April 23, 1999
Dear Shareholder:
The stock market appears to be following
along the same narrow, volatile track that
it has been over the past year as a limited
number of large-cap growth stocks continue
to drive returns while small- and mid-cap
stocks continue to get dumped. The S&P 500
Index posted a 4.98% gain in the first quarter,
while the S&P MidCap index, Russell 2500 Index
and Russell 2000 Index all ended in negative
territory, down 6.4%, 4.7% and 5.4%, respectively.

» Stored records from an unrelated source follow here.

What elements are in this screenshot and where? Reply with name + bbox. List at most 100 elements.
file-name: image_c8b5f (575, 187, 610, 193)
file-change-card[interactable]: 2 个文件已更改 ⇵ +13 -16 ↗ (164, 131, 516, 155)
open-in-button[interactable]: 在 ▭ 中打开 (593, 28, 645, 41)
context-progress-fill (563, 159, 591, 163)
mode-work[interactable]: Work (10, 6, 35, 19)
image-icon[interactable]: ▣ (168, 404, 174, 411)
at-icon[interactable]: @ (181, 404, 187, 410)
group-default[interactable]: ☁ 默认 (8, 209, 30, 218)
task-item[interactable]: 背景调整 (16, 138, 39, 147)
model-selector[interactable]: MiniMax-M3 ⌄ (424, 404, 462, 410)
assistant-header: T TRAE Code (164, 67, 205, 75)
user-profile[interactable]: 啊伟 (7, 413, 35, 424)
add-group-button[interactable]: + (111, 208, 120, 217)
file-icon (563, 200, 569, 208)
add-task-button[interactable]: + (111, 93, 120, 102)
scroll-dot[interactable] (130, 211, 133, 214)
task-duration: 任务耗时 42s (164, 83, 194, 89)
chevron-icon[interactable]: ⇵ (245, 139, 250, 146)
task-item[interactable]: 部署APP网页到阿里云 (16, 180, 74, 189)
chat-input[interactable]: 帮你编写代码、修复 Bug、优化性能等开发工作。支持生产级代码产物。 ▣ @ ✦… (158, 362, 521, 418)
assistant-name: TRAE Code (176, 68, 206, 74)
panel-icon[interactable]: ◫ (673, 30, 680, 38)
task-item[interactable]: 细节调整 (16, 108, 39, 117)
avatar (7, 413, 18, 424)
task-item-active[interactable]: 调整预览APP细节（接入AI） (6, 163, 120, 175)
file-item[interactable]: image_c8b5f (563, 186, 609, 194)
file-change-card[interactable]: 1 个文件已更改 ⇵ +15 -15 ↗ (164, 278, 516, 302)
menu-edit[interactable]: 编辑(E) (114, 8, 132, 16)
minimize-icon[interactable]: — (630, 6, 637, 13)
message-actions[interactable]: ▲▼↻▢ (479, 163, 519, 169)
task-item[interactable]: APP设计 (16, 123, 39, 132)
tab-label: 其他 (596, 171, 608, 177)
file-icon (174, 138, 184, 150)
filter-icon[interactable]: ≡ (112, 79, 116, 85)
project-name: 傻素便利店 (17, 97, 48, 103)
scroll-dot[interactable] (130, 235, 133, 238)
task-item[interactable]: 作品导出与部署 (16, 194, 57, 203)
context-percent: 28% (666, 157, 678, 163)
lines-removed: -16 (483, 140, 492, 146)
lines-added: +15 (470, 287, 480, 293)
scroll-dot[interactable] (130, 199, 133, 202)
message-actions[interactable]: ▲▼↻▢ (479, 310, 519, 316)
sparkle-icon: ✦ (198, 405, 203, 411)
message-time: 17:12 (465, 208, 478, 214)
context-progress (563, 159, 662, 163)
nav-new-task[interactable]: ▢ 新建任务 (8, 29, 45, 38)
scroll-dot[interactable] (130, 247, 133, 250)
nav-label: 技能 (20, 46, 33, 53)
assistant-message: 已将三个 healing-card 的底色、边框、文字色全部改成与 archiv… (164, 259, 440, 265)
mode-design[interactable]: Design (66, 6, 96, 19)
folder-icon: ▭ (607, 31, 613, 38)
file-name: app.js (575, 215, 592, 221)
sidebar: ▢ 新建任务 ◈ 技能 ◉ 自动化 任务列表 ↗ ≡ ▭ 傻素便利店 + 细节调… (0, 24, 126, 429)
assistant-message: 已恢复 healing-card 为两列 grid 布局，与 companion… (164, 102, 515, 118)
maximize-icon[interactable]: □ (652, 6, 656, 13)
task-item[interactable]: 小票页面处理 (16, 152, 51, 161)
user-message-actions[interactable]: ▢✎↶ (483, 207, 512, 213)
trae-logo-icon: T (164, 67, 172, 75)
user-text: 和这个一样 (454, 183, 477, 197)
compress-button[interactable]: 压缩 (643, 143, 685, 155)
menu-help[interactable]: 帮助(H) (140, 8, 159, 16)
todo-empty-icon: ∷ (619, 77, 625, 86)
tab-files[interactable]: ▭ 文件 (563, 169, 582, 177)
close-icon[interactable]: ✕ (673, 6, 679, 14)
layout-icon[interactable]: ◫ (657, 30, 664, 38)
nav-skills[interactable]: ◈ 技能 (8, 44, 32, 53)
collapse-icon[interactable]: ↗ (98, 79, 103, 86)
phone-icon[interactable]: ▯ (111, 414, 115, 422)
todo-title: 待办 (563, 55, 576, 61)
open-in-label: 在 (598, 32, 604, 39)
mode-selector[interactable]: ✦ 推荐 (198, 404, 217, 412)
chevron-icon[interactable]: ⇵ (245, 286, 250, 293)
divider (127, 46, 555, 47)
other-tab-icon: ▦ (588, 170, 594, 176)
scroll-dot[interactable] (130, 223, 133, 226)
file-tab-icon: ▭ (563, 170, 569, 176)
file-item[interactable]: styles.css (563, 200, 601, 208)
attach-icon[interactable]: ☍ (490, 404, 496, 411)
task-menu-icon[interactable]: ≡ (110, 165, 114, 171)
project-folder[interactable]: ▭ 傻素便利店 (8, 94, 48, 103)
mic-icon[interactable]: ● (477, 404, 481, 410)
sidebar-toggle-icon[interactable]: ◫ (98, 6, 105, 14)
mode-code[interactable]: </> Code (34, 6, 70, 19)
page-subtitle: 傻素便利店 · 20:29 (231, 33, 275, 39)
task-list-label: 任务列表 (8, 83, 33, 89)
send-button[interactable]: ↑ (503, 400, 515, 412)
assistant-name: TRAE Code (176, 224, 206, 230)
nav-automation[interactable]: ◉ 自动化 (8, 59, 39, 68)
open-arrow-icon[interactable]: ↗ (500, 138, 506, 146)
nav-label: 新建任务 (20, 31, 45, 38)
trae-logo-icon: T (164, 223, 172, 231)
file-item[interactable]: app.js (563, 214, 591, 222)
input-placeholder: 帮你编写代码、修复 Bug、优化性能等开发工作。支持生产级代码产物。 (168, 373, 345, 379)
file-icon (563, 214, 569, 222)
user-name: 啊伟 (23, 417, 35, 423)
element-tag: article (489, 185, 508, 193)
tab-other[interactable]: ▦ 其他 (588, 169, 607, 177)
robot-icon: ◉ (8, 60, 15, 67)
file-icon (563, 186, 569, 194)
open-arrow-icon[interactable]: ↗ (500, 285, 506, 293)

The Daruma Mid-Cap Value Fund ended the quarter
down 14.1%. Its closing net asset value at March
31st was $10.19.
The divergence between what's "hot" (the "nifty
twenty" large-cap growth stocks and the Internet
stocks) and what's "not" (small and mid-cap value
stocks) has never been so large in history by
almost any measure, be it valuation, technicals
or money flows. Indexing and day trading have
become self-fulfilling prophecies. Investors are
pouring money into large-cap stock index funds at
a phenomenal rate, accounting for eighty-two percent
of the $16 billion in new money going into mutual
funds from January 1st through March 25th. At the
same time, the flows out of the smaller cap funds
have been unprecedented. Too many investors are
chasing yesterday's winners at valuation levels that
have gone through the stratosphere.
For value investors in particular, this market has
been a curse. As investors (including many portfolio
managers under pressure to deliver returns) continue
to bid up the shares of the few "hot" stocks, value
investing has taken a beating. Some question whether
value investing is dead. We don't. We believe that
eventually wisdom will prevail over speculative excess.
In our experience those patient investors who have done
their homework, choosing companies based on solid
fundamentals and trading at reasonable prices will
be handsomely rewarded.
When that will happen we can't predict. We don't
want to underestimate the power of human emotions
to cause valuations to overshoot on both the upside
and the downside. Even if the economy continues to
do well any number of events in this volatile market
(global unrest, political instability, currency
devaluations, etc.) can trigger a fall. If the
market darlings suddenly correct, smaller stocks
will not be immune. However, they should be better
situated for the inevitable rebound given their sound
fundamentals and relatively cheap prices.
As fellow Daruma Fund shareholders we realize how
frustrating it can be to watch the Fund go down while
witnessing the Dow crossing 10,000 and the S&P 500
Index delivering 5% returns. We are determined,
however, to stay the course and do what we do
best-finding the 35 best stocks that meet our
bottom-up value investment philosophy.
We thank you for your patience.
Sincerely,
/s/
Mariko O. Gordon, CFA
President
All performance information is presented on a
total return basis and reflects the reinvestment
of distributions. Past performance is no guarantee
of future results. Share prices will fluctuate, so
that shares may be worth more or less than their
original cost when redeemed. The S&P MidCap, the
S&P 500, the Russell 2500 and the Russell 2000 are
unmanaged indices of domestic common stocks.